Três meses na estrada. Bem, três meses e um dia, para ser mais preciso. Incrível. Surpresas, mutações, reflexões, explosões de consciência, destinos cruzados, sorrisos oferecidos, enrascadas, uma amálgama de experiências, sentimentos e constatações dentro de mim. Não parti para me encontrar, mas que opção tenho perante horas a fio sozinho entregue aos Ventos senão olhar ao redor e tentar encontrar alguma coerência com o que vai cá dentro, com o que aprendi e julguei ser certo? Escrevo do Vale Hunza, talvez o sítio mais belo onde já estive, no Paquistão. Movido pelos medos que nos incutem e a que, sem querer, quase pereci, tinha como objectivo passar por este país de rompante, uma ponte entre o Irão e a Índia. Mas estou aqui há vinte e dois dias. Surpresas. Surpresas nos sorrisos que não param de me desejar as boas-vindas, no calor de uma sociedade que vive debaixo de uma religião diferente da nossa, nunca tão radical quanto se pensa, no que ao mais comum Homem diz respeito. Um abre-olhos como uma estalada na cara. Estou num quarto, sozinho, numa casa anexa à do meu anfitrião. Se saio e dou uns passos à direita, vejo o seu lar, onde agora dormem, na mesma divisão do tamanho de duas mesas de bilhar, cinco pessoas. Como no resto do Paquistão, não há luz nesta casa durante quase metade de cada dia. Numa característica mais particular desta zona, não há água corrente. Parece-me uma família feliz, apesar de tudo, ainda que, naturalmente, eu entenda que eventuais infelicidades, seja de que família for, de que país for, seja algo que às vezes se varre para debaixo do tapete quando há visitas.
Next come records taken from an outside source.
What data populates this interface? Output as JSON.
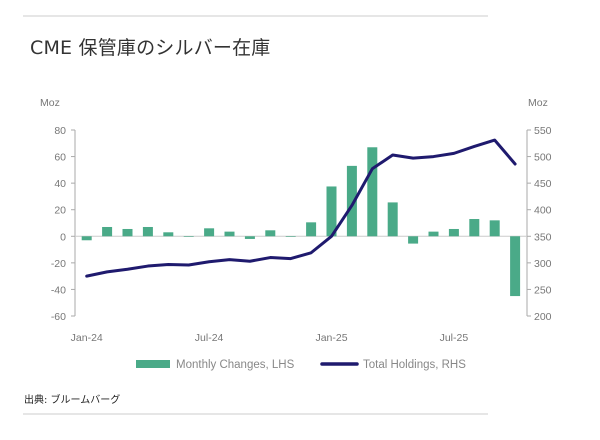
{
  "title": "CME 保管庫のシルバー在庫",
  "source": "出典: ブルームバーグ",
  "chart_data": {
    "type": "bar+line",
    "title": "CME 保管庫のシルバー在庫",
    "categories": [
      "Jan-24",
      "Feb-24",
      "Mar-24",
      "Apr-24",
      "May-24",
      "Jun-24",
      "Jul-24",
      "Aug-24",
      "Sep-24",
      "Oct-24",
      "Nov-24",
      "Dec-24",
      "Jan-25",
      "Feb-25",
      "Mar-25",
      "Apr-25",
      "May-25",
      "Jun-25",
      "Jul-25",
      "Aug-25",
      "Sep-25",
      "Oct-25"
    ],
    "x_tick_labels": [
      "Jan-24",
      "Jul-24",
      "Jan-25",
      "Jul-25"
    ],
    "left_axis": {
      "label": "Moz",
      "ylim": [
        -60,
        80
      ],
      "ticks": [
        80,
        60,
        40,
        20,
        0,
        -20,
        -40,
        -60
      ]
    },
    "right_axis": {
      "label": "Moz",
      "ylim": [
        200,
        550
      ],
      "ticks": [
        550,
        500,
        450,
        400,
        350,
        300,
        250,
        200
      ]
    },
    "series": [
      {
        "name": "Monthly Changes, LHS",
        "type": "bar",
        "axis": "left",
        "color": "#4aaa88",
        "values": [
          -3,
          7,
          5.5,
          7,
          3,
          0,
          6,
          3.5,
          -2,
          4.5,
          0,
          10.5,
          37.5,
          53,
          67,
          25.5,
          -5.5,
          3.5,
          5.5,
          13,
          12,
          -45
        ]
      },
      {
        "name": "Total Holdings, RHS",
        "type": "line",
        "axis": "right",
        "color": "#1f1a6e",
        "values": [
          275,
          283,
          288,
          294,
          297,
          296,
          302,
          306,
          303,
          310,
          308,
          319,
          350,
          408,
          477,
          503,
          497,
          500,
          506,
          519,
          531,
          486
        ]
      }
    ],
    "legend": "bottom",
    "grid": false
  }
}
Hoje andei por aí, perdido entre as maravilhas deste sítio, e a comparação entre estes dois mundos tão diferentes não me saía da cabeça. Claro que entendo que é mais fácil comparar com o que temos na porta do lado, e tão mais fácil estabelecer comparações com quem está melhor. Gostamos de sentir que podemos ter sempre mais, e na impossibilidade de tal acontecer, gostamos de nos sentir pobrezitos com isto. Acho que é por isso que temos de abrir os olhos. Hoje, sentado na beira de um penhasco a ouvir Nina Simone apreciando a vista, tentava disciplinar-me. “Tenho de dar mais valor ao que tenho”, dizia-me. Sempre mo disse, mas castigame a facilidade que o meu ser tem de se habituar a circunstâncias que para nós são corriqueiras mas que para tanta gente estão perto do luxo. A nossa constatação dos bens que temos, seja de que natureza for, deveria ser intrínseca. Deveria vir já programado, a nossa VIDA seria bem mais fácil. Mas falhando isto, porque não nos forçarmos a ver o esquema maior, e perceber que a grande maioria de nós teve uma sorte incrível de nascer num país europeu? Portugal está na fossa, em vários domínios, é impossível negar. E se calhar o pessoal não pode comprar aquele carro com que sempre sonhou. Se calhar o pessoal tem de ter umas sapatilhas da Remate em vez da Nike. Se calhar o pessoal até pode nem ter carro. Mas o pessoal tem muito mais do que imagina. Não posso estar assim tão enganado, e não falo de barriga cheia, porque falo de necessidades, não falo das coisas supérfluas de que posso beneficiar particularmente. A nossa felicidade é algo que se constrói de dentro para fora, não de fora para dentro. Ou assim o deveria ser. Acho que às vezes confundimos a felicidade em si, com a percepção da mesma. Baralhamos os sub-objectivos e trocamos as prioridades, focando-nos naquilo que se espera de nós, naquilo que se espera que tenhamos, que façamos, que sejamos. Tudo isto em vez de permitir que entre um pouco de luz carregando consigo a clarividência que nos permita ver mais além.
Oscilamos entre extremos. Ou ficamos obcecados com aquilo que não temos e por isso nos sentimos incompletos, ou com aquilo que temos, e injectamo-lo directamente no nosso coração, deixando que fale por nós, e nos defina. É tudo uma questão de escolhas, no final de contas. Podemos ver a mesma situação de várias perspectivas. Se à partida escolhermos ver as coisas de uma forma que nos deite abaixo, as instruções para tal alcançar estão acima. Se, por outro lado, escolhermos ver as coisas de uma forma que nos aligeire o ser, as instruções para tal alcançar estão acima.